A conductor, pianist, violinist, and educator as well as a composer, Dmitri Klebanov displayed his musical gifts and passion at an early age. At 16, he was the youngest student in his class at Ukraine’s Kharkiv Institute of Music and Drama. By his graduation in 1926, Klebanov had composed two string quartets, a piano trio, several short instrumental pieces, and several songs, works likely lost or destroyed during WW II. He spent the following year as a violist with the Leningrad Opera Orchestra, working with a roster of extraordinary conductors that included Otto Klemperer, Bruno Walter, and Erich Kleiber. He returned to Kharkiv and his career was on the ascent in the ‘30s despite Moscow’s harsh crackdown on Ukrainian intellectual life. When Germany invaded the Soviet Union in 1941, Klebanov was among the more than 150,000 Jewish refugees evacuated to Tashkent, Uzbekistan.

Dmitri Klebanov
Dmitri Klebanov

On returning to a war-ravaged Ukraine, Klebanov wrote his First Symphony, dedicating it “To the memory of the martyrs of Babi Yar,” the massacre in which 34,000 Jews were slaughtered under Nazi direction. Premiered in 1947, the piece enjoyed an enthusiastic reception. Its acceptance was short-lived. Denounced as unpatriotic for commemorating Jewish rather than Soviet casualties, by 1949 further performances were forbidden. The Symphony was not heard again until 1990, some three years after Klebanov’s death, its impact overshadowed by Shostakovich’s symphony on the same theme composed 15 years later. 

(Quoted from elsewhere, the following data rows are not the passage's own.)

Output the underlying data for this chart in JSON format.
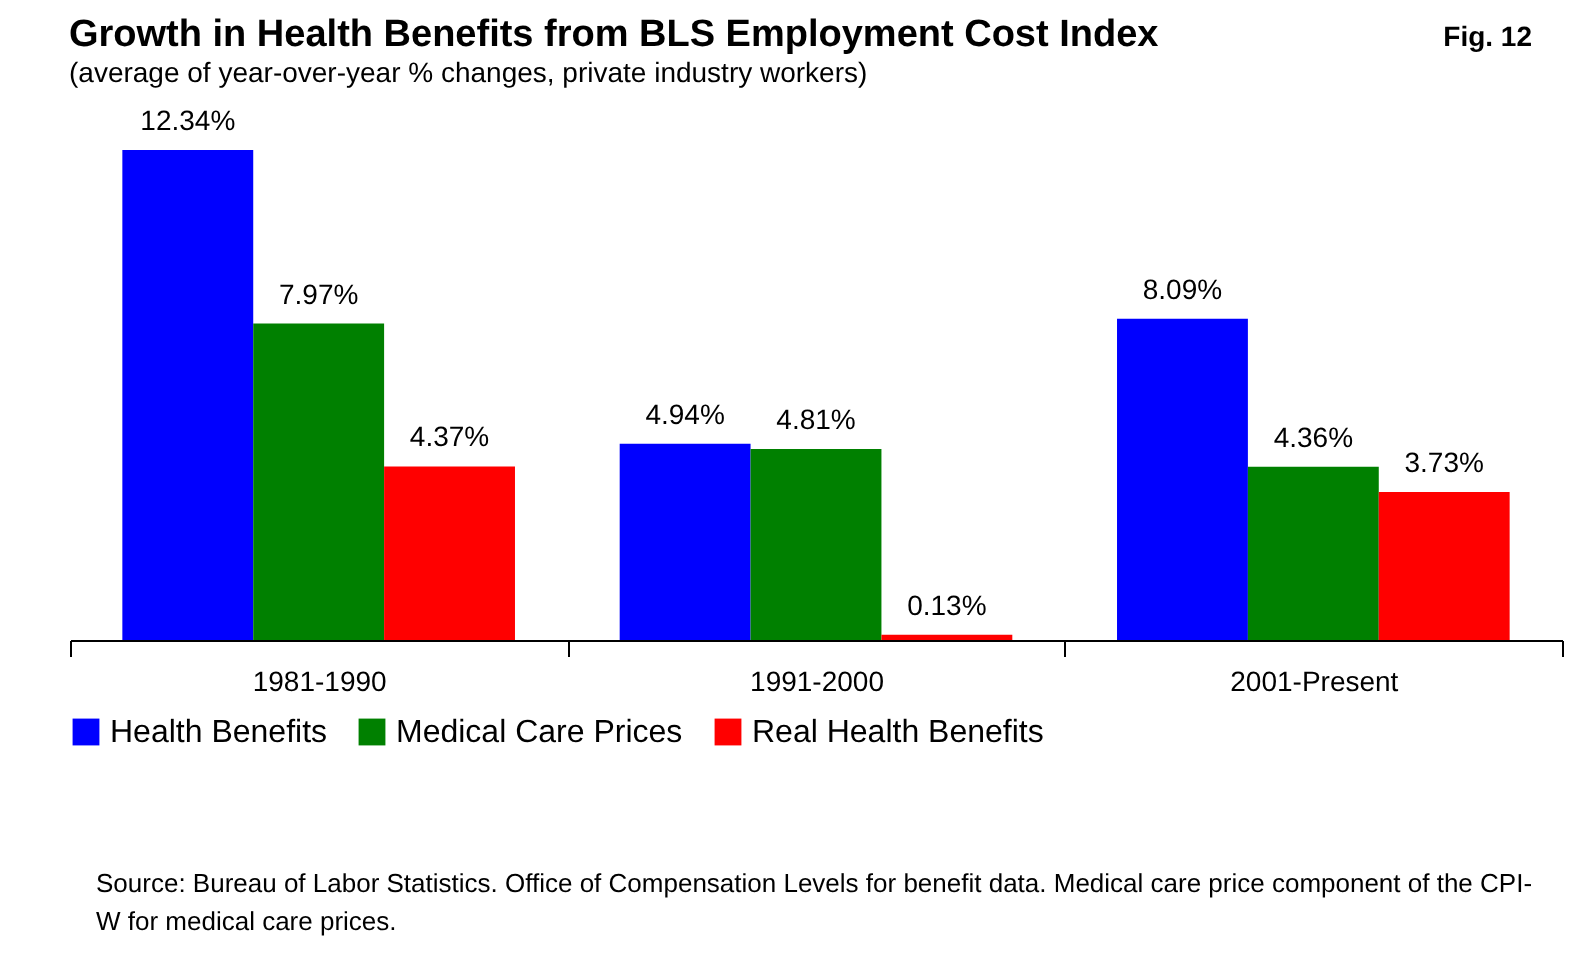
{
  "chart_data": {
    "type": "bar",
    "title": "Growth in Health Benefits from BLS Employment Cost Index",
    "subtitle": "(average of year-over-year % changes, private industry workers)",
    "categories": [
      "1981-1990",
      "1991-2000",
      "2001-Present"
    ],
    "series": [
      {
        "name": "Health Benefits",
        "color": "#0000ff",
        "values": [
          12.34,
          4.94,
          8.09
        ],
        "value_labels": [
          "12.34%",
          "4.94%",
          "8.09%"
        ]
      },
      {
        "name": "Medical Care Prices",
        "color": "#008000",
        "values": [
          7.97,
          4.81,
          4.36
        ],
        "value_labels": [
          "7.97%",
          "4.81%",
          "4.36%"
        ]
      },
      {
        "name": "Real Health Benefits",
        "color": "#ff0000",
        "values": [
          4.37,
          0.13,
          3.73
        ],
        "value_labels": [
          "4.37%",
          "0.13%",
          "3.73%"
        ]
      }
    ],
    "legend": "bottom",
    "annotations": [
      "Fig. 12",
      "Source: Bureau of Labor Statistics.  Office of Compensation Levels for benefit data.  Medical care price component of the CPI-W for medical care prices."
    ]
  }
}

With his symphony banned and Klebanov stripped of his posts at Ukraine’s premier musical institutions, Klebanov spent many years in de facto exile, composing forgettable, politically correct odes to Soviet socialist realism while his more independent-minded works received only occasional recognition. The cultural thaw during the Khrushchev era finally re-opened more professional doors and the composer was finally offered the directorship of the Ukraine Composers’ Union.  The catch: join the Communist Party, a definite dealbreaker for Klebanov. 

For this recording, the ARC Ensemble revives Klebanov’s vivacious String Quartet No. 4, the stunning Piano Trio No. 2, and boldly dramatic String Quartet No. 5, three pieces that offer a tantalizing taste of a composer worthy of serious attention.  

The charming and accessible Fourth String Quartet, completed in 1946, is a lively homage to much-loved composer and Ukrainian separatist Mykola Leontovych, who was killed by the state’s secret police. The piece draws on a popular Leontovych melody well-known in the West as the Christmas favourite, “Carol of the Bells.”  

The Fifth String Quartet, written in 1959, reflects a loosening of musical oversight – offending composers were now simply ignored and marginalized, rather than punished and persecuted – and Klebanov was freer to experiment with dissonance and bitonality. The opening motif sets the atmosphere for the rest of the piece’s spiky expressiveness. 

“Big-boned, unashamedly romantic, containing captivating themes, its probing, innocent melodies, constantly interrupted and challenged,” is how Wynberg describes the Piano Trio. The piece stands in stark contrast to a bombastic quintet written just four years earlier, in which Klebanov stifled his creative instincts to appease Soviet ideology. 

“It’s a paradox that in many ways we know less about 20th century than we do about the 19th and 18th,” Wynberg says. “For me, there is a moral obligation associated with the exploration of music suppressed for no reason other than a composer’s race or political beliefs.” 

The “Chamber Works of Dmitri Klebanov” recording features Erika Raum and Marie Bérard (violins), Steven Dann (viola), Thomas Wiebe (cello), and Kevin Ahfat (piano).  

The ARC Ensemble’s Klebanov recording is generously sponsored by George and Rayla Myhal & the Shevchenko Foundation.